Frequently Asked Questions

Does my pet need to be fully anaesthetised for CT or MRI?

Yes. General anaesthesia is required for both CT and MRI in dogs and cats. The acquisition requires complete stillness for the duration of scanning, which cannot be achieved through sedation alone. In healthy dogs, anaesthetic mortality risk across all elective procedures is approximately 1 in 1,800 (Brodbelt et al., JAVMA, 2008). Risk increases with age and pre-existing disease, which is why a pre-anaesthetic health assessment is performed before every imaging appointment.

How long does a veterinary CT scan take?

The scan acquisition itself takes under 2 minutes for most thoracic and abdominal studies on modern MDCT equipment. Including induction, positioning, contrast administration, and early recovery, the total anaesthetic episode is typically 30-60 minutes. Studies requiring multiple contrast phases or three-dimensional reconstruction add modest time. MRI studies take significantly longer: 45-120 minutes depending on anatomical region and number of sequences.

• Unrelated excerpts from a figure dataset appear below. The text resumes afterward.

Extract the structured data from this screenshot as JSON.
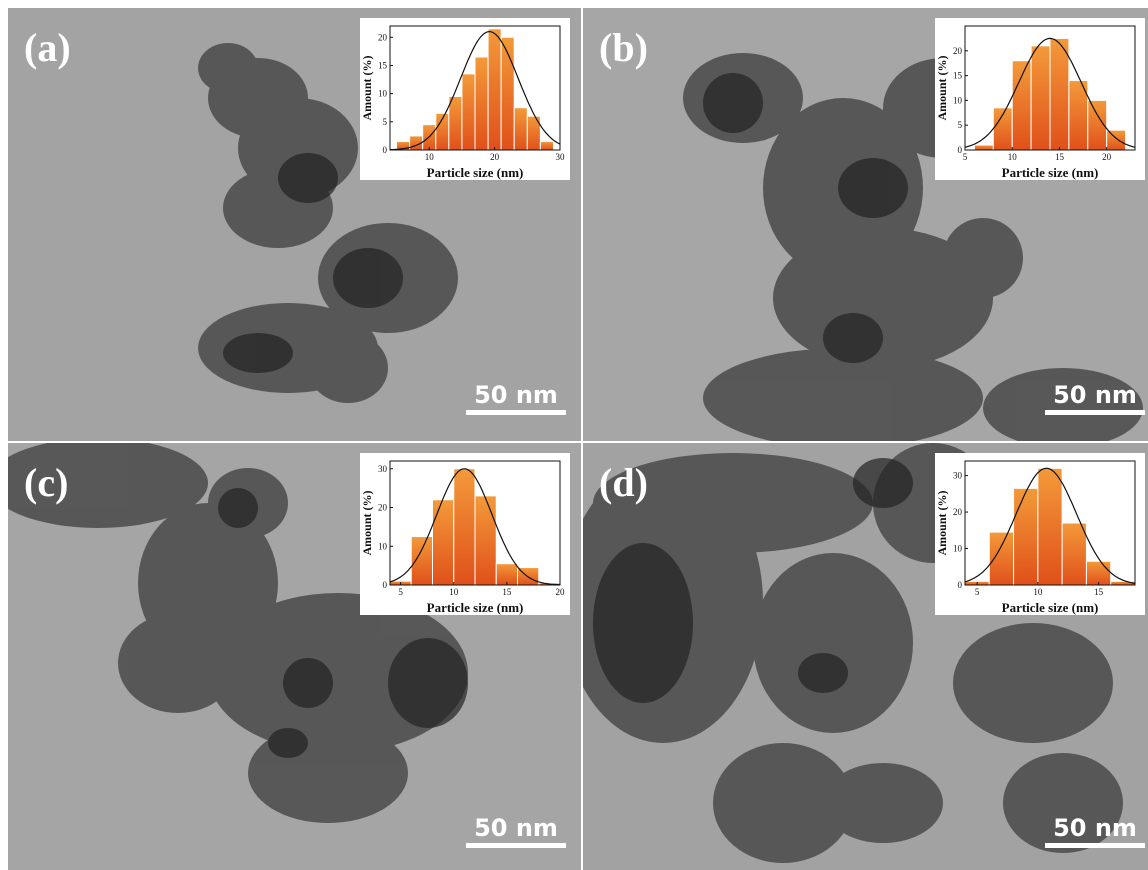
{
  "figure": {
    "panels": [
      {
        "label": "(a)",
        "scale_bar": "50 nm"
      },
      {
        "label": "(b)",
        "scale_bar": "50 nm"
      },
      {
        "label": "(c)",
        "scale_bar": "50 nm"
      },
      {
        "label": "(d)",
        "scale_bar": "50 nm"
      }
    ]
  },
  "chart_data": [
    {
      "type": "bar",
      "panel": "(a)",
      "title": "",
      "xlabel": "Particle size (nm)",
      "ylabel": "Amount (%)",
      "xlim": [
        4,
        30
      ],
      "ylim": [
        0,
        22
      ],
      "xticks": [
        10,
        20,
        30
      ],
      "yticks": [
        0,
        5,
        10,
        15,
        20
      ],
      "x": [
        6,
        8,
        10,
        12,
        14,
        16,
        18,
        20,
        22,
        24,
        26,
        28
      ],
      "values": [
        1.5,
        2.5,
        4.5,
        6.5,
        9.5,
        13.5,
        16.5,
        21.5,
        20,
        7.5,
        6,
        1.5
      ],
      "fit": {
        "type": "gaussian",
        "mean": 19.2,
        "sigma": 4.4,
        "peak": 21
      },
      "bar_color": "#f07a20"
    },
    {
      "type": "bar",
      "panel": "(b)",
      "title": "",
      "xlabel": "Particle size (nm)",
      "ylabel": "Amount (%)",
      "xlim": [
        5,
        23
      ],
      "ylim": [
        0,
        25
      ],
      "xticks": [
        5,
        10,
        15,
        20
      ],
      "yticks": [
        0,
        5,
        10,
        15,
        20
      ],
      "x": [
        7,
        9,
        11,
        13,
        15,
        17,
        19,
        21
      ],
      "values": [
        1,
        8.5,
        18,
        21,
        22.5,
        14,
        10,
        4
      ],
      "fit": {
        "type": "gaussian",
        "mean": 14,
        "sigma": 3.3,
        "peak": 22.5
      },
      "bar_color": "#f07a20"
    },
    {
      "type": "bar",
      "panel": "(c)",
      "title": "",
      "xlabel": "Particle size (nm)",
      "ylabel": "Amount (%)",
      "xlim": [
        4,
        20
      ],
      "ylim": [
        0,
        32
      ],
      "xticks": [
        5,
        10,
        15,
        20
      ],
      "yticks": [
        0,
        10,
        20,
        30
      ],
      "x": [
        5,
        7,
        9,
        11,
        13,
        15,
        17,
        19
      ],
      "values": [
        1,
        12.5,
        22,
        30,
        23,
        5.5,
        4.5,
        0.5
      ],
      "fit": {
        "type": "gaussian",
        "mean": 11,
        "sigma": 2.6,
        "peak": 30
      },
      "bar_color": "#f07a20"
    },
    {
      "type": "bar",
      "panel": "(d)",
      "title": "",
      "xlabel": "Particle size (nm)",
      "ylabel": "Amount (%)",
      "xlim": [
        4,
        18
      ],
      "ylim": [
        0,
        34
      ],
      "xticks": [
        5,
        10,
        15
      ],
      "yticks": [
        0,
        10,
        20,
        30
      ],
      "x": [
        5,
        7,
        9,
        11,
        13,
        15,
        17
      ],
      "values": [
        1,
        14.5,
        26.5,
        32,
        17,
        6.5,
        1
      ],
      "fit": {
        "type": "gaussian",
        "mean": 10.7,
        "sigma": 2.5,
        "peak": 32
      },
      "bar_color": "#f07a20"
    }
  ]
}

What should I tell the specialist before the CT appointment?

A concise clinical summary improves the study: presenting signs and duration, all medications including supplements, previous diagnostics and results, and the specific question you need the imaging to answer. If prior imaging exists, send it digitally before the appointment. Specialists use this information to design the protocol before the patient arrives, which avoids acquiring images that don’t answer the clinical question and reduces anaesthetic time.

Will the CT result give us a definitive diagnosis?

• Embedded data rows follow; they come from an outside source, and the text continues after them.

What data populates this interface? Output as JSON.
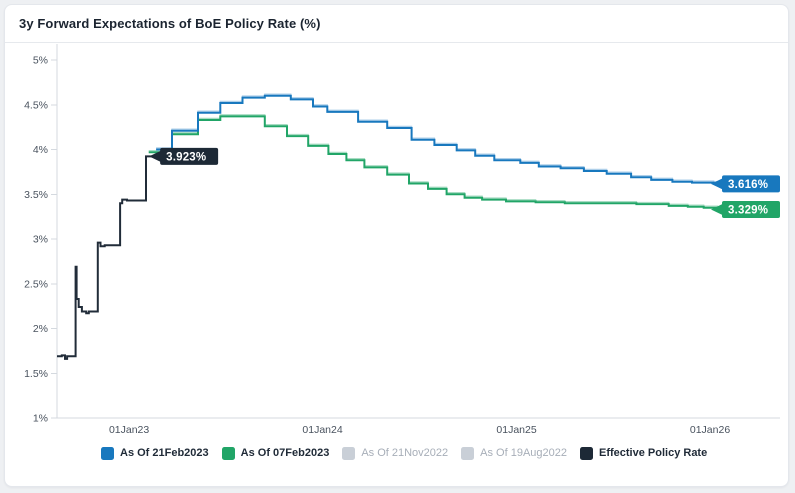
{
  "header": {
    "title": "3y Forward Expectations of BoE Policy Rate (%)"
  },
  "legend": {
    "items": [
      {
        "label": "As Of 21Feb2023",
        "color": "#1878be",
        "enabled": true
      },
      {
        "label": "As Of 07Feb2023",
        "color": "#21a567",
        "enabled": true
      },
      {
        "label": "As Of 21Nov2022",
        "color": "#c9cfd7",
        "enabled": false
      },
      {
        "label": "As Of 19Aug2022",
        "color": "#c9cfd7",
        "enabled": false
      },
      {
        "label": "Effective Policy Rate",
        "color": "#1d2936",
        "enabled": true
      }
    ]
  },
  "chart_data": {
    "type": "line",
    "title": "3y Forward Expectations of BoE Policy Rate (%)",
    "subtype": "step-after",
    "grid": false,
    "legend_position": "bottom",
    "x_domain": [
      "2022-08-18",
      "2026-05-13"
    ],
    "y_domain": [
      1,
      5
    ],
    "ylabel": "",
    "xlabel": "",
    "y_ticks": [
      {
        "value": 1,
        "label": "1%"
      },
      {
        "value": 1.5,
        "label": "1.5%"
      },
      {
        "value": 2,
        "label": "2%"
      },
      {
        "value": 2.5,
        "label": "2.5%"
      },
      {
        "value": 3,
        "label": "3%"
      },
      {
        "value": 3.5,
        "label": "3.5%"
      },
      {
        "value": 4,
        "label": "4%"
      },
      {
        "value": 4.5,
        "label": "4.5%"
      },
      {
        "value": 5,
        "label": "5%"
      }
    ],
    "x_ticks": [
      {
        "date": "2023-01-01",
        "label": "01Jan23"
      },
      {
        "date": "2024-01-01",
        "label": "01Jan24"
      },
      {
        "date": "2025-01-01",
        "label": "01Jan25"
      },
      {
        "date": "2026-01-01",
        "label": "01Jan26"
      }
    ],
    "series": [
      {
        "name": "As Of 21Feb2023",
        "color": "#1878be",
        "halo": "#aecfe9",
        "visible": true,
        "points": [
          [
            "2023-02-21",
            4.0
          ],
          [
            "2023-03-23",
            4.21
          ],
          [
            "2023-05-11",
            4.41
          ],
          [
            "2023-06-22",
            4.52
          ],
          [
            "2023-08-03",
            4.58
          ],
          [
            "2023-09-14",
            4.6
          ],
          [
            "2023-11-02",
            4.56
          ],
          [
            "2023-12-14",
            4.48
          ],
          [
            "2024-01-10",
            4.42
          ],
          [
            "2024-03-08",
            4.31
          ],
          [
            "2024-05-02",
            4.24
          ],
          [
            "2024-06-17",
            4.11
          ],
          [
            "2024-07-30",
            4.05
          ],
          [
            "2024-09-10",
            3.99
          ],
          [
            "2024-10-15",
            3.93
          ],
          [
            "2024-11-20",
            3.88
          ],
          [
            "2025-01-08",
            3.85
          ],
          [
            "2025-02-12",
            3.81
          ],
          [
            "2025-03-25",
            3.79
          ],
          [
            "2025-05-08",
            3.76
          ],
          [
            "2025-06-20",
            3.73
          ],
          [
            "2025-08-05",
            3.69
          ],
          [
            "2025-09-12",
            3.66
          ],
          [
            "2025-10-22",
            3.64
          ],
          [
            "2025-11-28",
            3.63
          ],
          [
            "2026-01-08",
            3.62
          ],
          [
            "2026-02-21",
            3.616
          ]
        ]
      },
      {
        "name": "As Of 07Feb2023",
        "color": "#21a567",
        "halo": "#a8dcc3",
        "visible": true,
        "points": [
          [
            "2023-02-07",
            3.97
          ],
          [
            "2023-03-23",
            4.17
          ],
          [
            "2023-05-11",
            4.33
          ],
          [
            "2023-06-22",
            4.37
          ],
          [
            "2023-09-14",
            4.26
          ],
          [
            "2023-10-26",
            4.15
          ],
          [
            "2023-12-05",
            4.04
          ],
          [
            "2024-01-12",
            3.95
          ],
          [
            "2024-02-15",
            3.88
          ],
          [
            "2024-03-20",
            3.8
          ],
          [
            "2024-05-02",
            3.72
          ],
          [
            "2024-06-12",
            3.62
          ],
          [
            "2024-07-18",
            3.56
          ],
          [
            "2024-08-22",
            3.5
          ],
          [
            "2024-09-25",
            3.46
          ],
          [
            "2024-10-28",
            3.44
          ],
          [
            "2024-12-12",
            3.42
          ],
          [
            "2025-02-06",
            3.41
          ],
          [
            "2025-04-02",
            3.4
          ],
          [
            "2025-08-15",
            3.39
          ],
          [
            "2025-10-15",
            3.37
          ],
          [
            "2025-11-20",
            3.36
          ],
          [
            "2025-12-20",
            3.35
          ],
          [
            "2026-01-15",
            3.34
          ],
          [
            "2026-02-07",
            3.329
          ]
        ]
      },
      {
        "name": "As Of 21Nov2022",
        "color": "#c9cfd7",
        "halo": "#e2e5ea",
        "visible": false,
        "points": []
      },
      {
        "name": "As Of 19Aug2022",
        "color": "#c9cfd7",
        "halo": "#e2e5ea",
        "visible": false,
        "points": []
      },
      {
        "name": "Effective Policy Rate",
        "color": "#212c39",
        "halo": null,
        "visible": true,
        "points": [
          [
            "2022-08-18",
            1.69
          ],
          [
            "2022-08-27",
            1.7
          ],
          [
            "2022-09-02",
            1.66
          ],
          [
            "2022-09-06",
            1.69
          ],
          [
            "2022-09-22",
            2.69
          ],
          [
            "2022-09-24",
            2.33
          ],
          [
            "2022-09-28",
            2.24
          ],
          [
            "2022-10-04",
            2.19
          ],
          [
            "2022-10-12",
            2.17
          ],
          [
            "2022-10-17",
            2.19
          ],
          [
            "2022-11-03",
            2.96
          ],
          [
            "2022-11-08",
            2.92
          ],
          [
            "2022-11-16",
            2.93
          ],
          [
            "2022-12-15",
            3.4
          ],
          [
            "2022-12-19",
            3.44
          ],
          [
            "2022-12-28",
            3.43
          ],
          [
            "2023-02-02",
            3.923
          ],
          [
            "2023-02-21",
            3.923
          ]
        ]
      }
    ],
    "end_labels": [
      {
        "text": "3.616%",
        "series": 0,
        "date": "2026-02-21",
        "value": 3.616,
        "bg": "#1878be",
        "text_color": "#ffffff"
      },
      {
        "text": "3.329%",
        "series": 1,
        "date": "2026-02-07",
        "value": 3.329,
        "bg": "#21a567",
        "text_color": "#ffffff"
      },
      {
        "text": "3.923%",
        "series": 4,
        "date": "2023-02-21",
        "value": 3.923,
        "bg": "#1d2936",
        "text_color": "#ffffff"
      }
    ],
    "axis_color": "#d4d9df",
    "tick_label_color": "#49525e"
  }
}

CT characterises lesions but rarely provides a definitive tissue diagnosis on its own. A hepatic mass on CT generates a differential list. CT narrows it by showing size, location, vascular involvement, and enhancement pattern. Definitive diagnosis usually requires cytology or histopathology, either from CT-guided sampling during the same anaesthetic episode or from surgery. The CT result guides that decision and gives the surgeon or oncologist the structural information they need before a needle or scalpel is used.

Is CT available at my regular vet or do I need a specialist referral?

CT is available primarily at specialist referral centres and veterinary teaching hospitals, though a small number of larger general practices have installed units in recent years. Interpretation expertise is distinct from machine access: when CT is available at a general practice, images are often read by a remote ACVR radiologist via teleradiology services. For complex or high-stakes diagnostic questions, an in-person specialist consultation before and after imaging adds diagnostic value that a remote read alone cannot fully replicate.


The Question That Earns the Anaesthetic

Advanced imaging is not a first step. It’s a precise answer to a precise question, reached after simpler tools have given what they can. The decision to proceed rests on whether the clinical question requires the resolution that CT or MRI provides, whether the patient’s anaesthetic risk is acceptable, and whether the result will change what happens next. When all three conditions are met, the scan that follows tends to move the case forward in ways that weeks of inconclusive blood tests cannot.

The technology itself is secondary. A CT machine in the hands of a general practice without specialist radiological interpretation is a less capable tool than the same machine at a referral centre where a Diplomate reads every study and speaks with the referring clinician about the results. The diagnostic quality of advanced imaging is, in the end, a function of the specialist behind the report.